Psikoloji

Psikolojik Terimler

Merhaba değerli okuyucumuz. ???? Seri şeklinde yayınlanacak olan psikoloji köşemizde, her ay sizler için birkaç tane psikolojik terimi ve açıklamalarını paylaşacağım. Böylelikle hepimizin içinde yaşadığı ya da yakın çevresinde karşılaştığı -ancak ismini bilmediği- sorunlarla resmen tanışmış olacağız. Çünkü bir sorunu resmen tanımak demek, çözülmesi için en büyük adımı atmış olmaktır. Bu ay temamızla da bağıntılı olarak, gerçeklik algısının farklı bozuklukları üzerinde duracağız.
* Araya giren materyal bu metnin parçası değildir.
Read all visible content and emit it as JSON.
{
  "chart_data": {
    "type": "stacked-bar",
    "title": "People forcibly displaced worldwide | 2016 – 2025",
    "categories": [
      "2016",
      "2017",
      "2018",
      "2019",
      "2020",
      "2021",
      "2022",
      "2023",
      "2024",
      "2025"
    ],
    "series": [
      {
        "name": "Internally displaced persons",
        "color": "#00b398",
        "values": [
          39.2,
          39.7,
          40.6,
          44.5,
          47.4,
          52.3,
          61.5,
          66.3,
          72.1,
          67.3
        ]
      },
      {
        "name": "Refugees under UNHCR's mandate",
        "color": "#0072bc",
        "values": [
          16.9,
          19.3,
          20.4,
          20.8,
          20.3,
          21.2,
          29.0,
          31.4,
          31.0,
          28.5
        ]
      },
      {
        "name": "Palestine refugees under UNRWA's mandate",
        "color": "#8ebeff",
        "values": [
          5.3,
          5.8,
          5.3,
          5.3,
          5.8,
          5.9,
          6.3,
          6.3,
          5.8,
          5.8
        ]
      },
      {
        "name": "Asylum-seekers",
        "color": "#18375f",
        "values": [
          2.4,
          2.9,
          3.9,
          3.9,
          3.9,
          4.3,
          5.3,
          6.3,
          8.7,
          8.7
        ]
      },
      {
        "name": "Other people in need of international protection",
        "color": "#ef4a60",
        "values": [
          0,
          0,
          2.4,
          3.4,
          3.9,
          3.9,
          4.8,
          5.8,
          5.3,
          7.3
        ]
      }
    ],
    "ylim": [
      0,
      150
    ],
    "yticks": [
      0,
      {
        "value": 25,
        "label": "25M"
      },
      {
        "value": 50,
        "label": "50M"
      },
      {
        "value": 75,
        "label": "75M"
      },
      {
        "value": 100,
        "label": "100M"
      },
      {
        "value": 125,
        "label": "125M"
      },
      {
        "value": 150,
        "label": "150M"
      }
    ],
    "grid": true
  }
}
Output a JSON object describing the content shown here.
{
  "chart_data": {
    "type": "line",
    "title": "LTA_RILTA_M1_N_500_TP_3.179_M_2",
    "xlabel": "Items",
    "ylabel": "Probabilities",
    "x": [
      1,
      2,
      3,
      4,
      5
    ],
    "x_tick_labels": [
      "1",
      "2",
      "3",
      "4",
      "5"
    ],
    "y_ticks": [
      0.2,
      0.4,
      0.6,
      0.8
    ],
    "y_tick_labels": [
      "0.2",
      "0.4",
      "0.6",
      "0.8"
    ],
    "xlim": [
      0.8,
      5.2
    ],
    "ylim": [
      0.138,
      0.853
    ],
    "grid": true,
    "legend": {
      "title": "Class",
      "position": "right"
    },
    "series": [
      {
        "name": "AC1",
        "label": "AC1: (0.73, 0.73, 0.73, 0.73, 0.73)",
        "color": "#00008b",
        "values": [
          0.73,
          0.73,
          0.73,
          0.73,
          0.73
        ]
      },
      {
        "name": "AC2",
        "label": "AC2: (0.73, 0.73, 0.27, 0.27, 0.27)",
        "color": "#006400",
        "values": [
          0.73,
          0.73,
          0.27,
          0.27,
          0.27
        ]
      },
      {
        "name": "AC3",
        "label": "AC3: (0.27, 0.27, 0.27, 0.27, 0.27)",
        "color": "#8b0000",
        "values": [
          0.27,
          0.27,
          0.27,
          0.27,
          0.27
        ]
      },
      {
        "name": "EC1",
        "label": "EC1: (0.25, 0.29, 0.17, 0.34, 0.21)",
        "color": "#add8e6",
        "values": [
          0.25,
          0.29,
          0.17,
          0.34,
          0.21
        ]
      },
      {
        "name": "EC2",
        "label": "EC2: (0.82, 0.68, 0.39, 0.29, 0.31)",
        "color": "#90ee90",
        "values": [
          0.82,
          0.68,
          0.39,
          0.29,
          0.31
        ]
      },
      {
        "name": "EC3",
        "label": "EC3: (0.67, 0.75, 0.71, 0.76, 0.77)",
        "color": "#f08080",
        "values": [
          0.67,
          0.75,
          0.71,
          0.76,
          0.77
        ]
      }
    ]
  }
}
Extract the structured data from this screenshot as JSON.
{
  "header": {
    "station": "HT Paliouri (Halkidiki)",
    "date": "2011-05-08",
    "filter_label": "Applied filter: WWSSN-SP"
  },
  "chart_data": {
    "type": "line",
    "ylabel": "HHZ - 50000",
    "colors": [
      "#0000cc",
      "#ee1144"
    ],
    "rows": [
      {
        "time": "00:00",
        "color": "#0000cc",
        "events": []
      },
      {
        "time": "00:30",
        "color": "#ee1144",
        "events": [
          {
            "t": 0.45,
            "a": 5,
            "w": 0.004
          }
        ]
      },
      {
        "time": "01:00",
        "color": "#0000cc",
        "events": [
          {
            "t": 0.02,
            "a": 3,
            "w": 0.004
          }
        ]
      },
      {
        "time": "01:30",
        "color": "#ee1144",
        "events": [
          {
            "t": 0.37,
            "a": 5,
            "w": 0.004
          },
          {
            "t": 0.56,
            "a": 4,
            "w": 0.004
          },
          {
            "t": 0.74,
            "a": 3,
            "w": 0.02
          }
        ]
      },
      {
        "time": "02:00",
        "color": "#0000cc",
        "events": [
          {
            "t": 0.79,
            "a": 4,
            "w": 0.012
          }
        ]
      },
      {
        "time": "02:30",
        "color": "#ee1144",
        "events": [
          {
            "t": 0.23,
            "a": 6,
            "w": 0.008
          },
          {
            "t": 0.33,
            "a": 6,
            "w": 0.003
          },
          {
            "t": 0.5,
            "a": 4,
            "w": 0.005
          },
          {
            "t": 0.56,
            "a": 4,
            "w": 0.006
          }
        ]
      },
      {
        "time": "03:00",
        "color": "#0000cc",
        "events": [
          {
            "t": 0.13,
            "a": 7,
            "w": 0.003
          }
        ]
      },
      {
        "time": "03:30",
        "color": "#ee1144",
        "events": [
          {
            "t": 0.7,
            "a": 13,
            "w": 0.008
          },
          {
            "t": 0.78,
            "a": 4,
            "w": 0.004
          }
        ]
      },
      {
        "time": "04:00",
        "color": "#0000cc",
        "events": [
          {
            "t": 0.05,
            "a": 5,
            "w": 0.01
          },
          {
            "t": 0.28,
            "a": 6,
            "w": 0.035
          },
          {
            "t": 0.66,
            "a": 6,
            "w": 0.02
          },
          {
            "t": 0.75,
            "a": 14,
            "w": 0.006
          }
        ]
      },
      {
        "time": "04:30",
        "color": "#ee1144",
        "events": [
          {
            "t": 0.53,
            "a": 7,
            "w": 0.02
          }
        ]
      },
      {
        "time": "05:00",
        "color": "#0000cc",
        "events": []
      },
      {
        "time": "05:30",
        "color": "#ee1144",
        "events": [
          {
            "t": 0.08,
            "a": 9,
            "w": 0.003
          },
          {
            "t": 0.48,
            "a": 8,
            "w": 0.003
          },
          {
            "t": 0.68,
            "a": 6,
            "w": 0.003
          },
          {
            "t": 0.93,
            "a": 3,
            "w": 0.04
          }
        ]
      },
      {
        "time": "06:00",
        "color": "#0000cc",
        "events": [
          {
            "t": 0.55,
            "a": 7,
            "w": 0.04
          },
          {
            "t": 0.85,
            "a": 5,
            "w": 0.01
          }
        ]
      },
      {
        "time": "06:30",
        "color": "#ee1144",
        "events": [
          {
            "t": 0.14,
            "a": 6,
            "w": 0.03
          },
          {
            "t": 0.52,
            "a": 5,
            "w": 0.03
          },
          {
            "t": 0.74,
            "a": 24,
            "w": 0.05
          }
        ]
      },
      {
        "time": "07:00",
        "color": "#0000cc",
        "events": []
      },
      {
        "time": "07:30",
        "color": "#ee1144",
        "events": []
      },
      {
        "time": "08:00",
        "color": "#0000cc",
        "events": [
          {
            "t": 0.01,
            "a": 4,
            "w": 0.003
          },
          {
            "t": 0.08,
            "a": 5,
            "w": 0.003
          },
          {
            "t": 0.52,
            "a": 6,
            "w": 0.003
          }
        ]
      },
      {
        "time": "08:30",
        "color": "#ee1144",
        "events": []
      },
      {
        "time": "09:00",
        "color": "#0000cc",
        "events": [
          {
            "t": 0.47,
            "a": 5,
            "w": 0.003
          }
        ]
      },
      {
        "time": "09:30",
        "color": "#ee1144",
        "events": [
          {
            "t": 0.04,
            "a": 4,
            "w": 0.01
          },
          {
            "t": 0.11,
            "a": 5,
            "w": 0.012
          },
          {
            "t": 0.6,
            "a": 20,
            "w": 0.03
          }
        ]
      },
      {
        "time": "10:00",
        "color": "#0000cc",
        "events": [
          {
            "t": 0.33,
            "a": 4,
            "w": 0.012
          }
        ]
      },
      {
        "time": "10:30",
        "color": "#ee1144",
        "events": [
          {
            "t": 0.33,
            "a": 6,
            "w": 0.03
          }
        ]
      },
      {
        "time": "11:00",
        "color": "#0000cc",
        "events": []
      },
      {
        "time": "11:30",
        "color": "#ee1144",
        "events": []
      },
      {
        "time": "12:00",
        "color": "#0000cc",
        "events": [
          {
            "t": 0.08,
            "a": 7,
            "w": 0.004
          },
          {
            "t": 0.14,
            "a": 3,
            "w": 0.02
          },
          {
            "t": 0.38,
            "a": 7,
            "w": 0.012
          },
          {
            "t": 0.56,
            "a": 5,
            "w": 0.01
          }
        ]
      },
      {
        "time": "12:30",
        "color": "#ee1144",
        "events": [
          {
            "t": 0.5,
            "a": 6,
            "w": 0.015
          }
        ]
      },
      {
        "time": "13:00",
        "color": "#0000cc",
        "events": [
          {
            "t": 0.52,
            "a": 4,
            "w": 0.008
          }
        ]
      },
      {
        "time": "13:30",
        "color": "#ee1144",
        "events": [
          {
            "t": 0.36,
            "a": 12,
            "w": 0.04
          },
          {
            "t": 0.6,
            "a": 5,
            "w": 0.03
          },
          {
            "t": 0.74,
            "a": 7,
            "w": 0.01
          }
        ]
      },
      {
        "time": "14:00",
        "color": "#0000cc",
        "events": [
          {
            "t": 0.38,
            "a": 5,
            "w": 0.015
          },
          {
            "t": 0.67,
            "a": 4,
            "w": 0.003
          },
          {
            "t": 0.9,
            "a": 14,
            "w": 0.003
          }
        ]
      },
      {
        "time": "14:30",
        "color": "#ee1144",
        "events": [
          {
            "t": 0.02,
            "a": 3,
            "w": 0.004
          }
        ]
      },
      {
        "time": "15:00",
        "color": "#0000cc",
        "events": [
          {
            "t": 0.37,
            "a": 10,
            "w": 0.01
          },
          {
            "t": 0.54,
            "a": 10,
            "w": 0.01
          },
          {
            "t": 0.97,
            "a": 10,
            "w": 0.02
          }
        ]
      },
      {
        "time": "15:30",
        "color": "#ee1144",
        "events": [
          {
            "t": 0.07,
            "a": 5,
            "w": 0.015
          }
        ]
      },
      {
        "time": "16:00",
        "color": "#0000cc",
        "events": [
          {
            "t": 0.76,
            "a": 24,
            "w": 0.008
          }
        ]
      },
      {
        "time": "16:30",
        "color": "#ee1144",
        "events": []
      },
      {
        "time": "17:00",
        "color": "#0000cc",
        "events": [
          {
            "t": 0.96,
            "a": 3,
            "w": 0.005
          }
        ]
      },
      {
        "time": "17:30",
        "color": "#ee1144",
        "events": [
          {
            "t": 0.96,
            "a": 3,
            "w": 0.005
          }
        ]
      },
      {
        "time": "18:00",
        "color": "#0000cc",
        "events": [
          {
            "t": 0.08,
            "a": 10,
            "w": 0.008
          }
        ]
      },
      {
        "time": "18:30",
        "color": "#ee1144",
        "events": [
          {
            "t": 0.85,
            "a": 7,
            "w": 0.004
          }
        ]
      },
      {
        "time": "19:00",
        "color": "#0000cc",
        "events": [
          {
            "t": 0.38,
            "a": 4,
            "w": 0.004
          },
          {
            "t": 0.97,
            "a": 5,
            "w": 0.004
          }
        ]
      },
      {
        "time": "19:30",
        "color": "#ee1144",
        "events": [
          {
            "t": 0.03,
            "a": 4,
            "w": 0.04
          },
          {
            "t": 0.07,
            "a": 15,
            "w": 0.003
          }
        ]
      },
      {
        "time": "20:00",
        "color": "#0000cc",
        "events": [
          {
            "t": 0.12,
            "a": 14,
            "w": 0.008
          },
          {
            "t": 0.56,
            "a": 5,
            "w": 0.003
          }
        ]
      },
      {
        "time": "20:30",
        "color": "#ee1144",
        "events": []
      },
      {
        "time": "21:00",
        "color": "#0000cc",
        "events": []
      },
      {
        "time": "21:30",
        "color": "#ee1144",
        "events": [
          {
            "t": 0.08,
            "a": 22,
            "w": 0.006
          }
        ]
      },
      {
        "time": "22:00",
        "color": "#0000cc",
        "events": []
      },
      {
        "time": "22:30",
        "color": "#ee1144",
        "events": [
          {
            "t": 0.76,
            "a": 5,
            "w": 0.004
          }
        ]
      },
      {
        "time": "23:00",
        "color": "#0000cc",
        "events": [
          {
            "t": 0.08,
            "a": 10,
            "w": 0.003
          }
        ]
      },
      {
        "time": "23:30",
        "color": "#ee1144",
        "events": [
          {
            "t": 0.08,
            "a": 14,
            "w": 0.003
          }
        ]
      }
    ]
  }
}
Öğreneceğimiz üç terimimiz var, bunlar: Depersonalizasyon / Derealizasyon Bozukluğu, Temporal Lob Epilepsisi, Beden Dismorfik Bozukluk.

Biliyorum, günümüz şartlarında kolay değil ancak hepinizin ruhsal bütünlüğünüzü koruyabilmek için gereken dayanıklılığa sahip olmanızı diliyorum. Keyifli okumalar.

 

Depersonalizasyon / Derealizasyon Bozukluğu

Tanım: Depersonalizasyon, kişinin kendisini gerçek olmadığı veya dış dünyayla bağlantısını kaybettiği hissine kapılmasıdır.

Derealizasyon ise, kişinin çevresinin gerçek olmadığı veya değiştiği hissine kapılmasıdır.

Bu bozukluklar, kişinin kendi bedeni veya çevresiyle ilişkisini kaybetmesine neden olabilir.

 

Açıklama:

Depersonalizasyon/derealizasyon bozukluğu, kişinin kendini veya çevresini

gerçek olmadığı, yabancı veya değişmiş gibi hissettiği bir psikiyatrik bozukluktur.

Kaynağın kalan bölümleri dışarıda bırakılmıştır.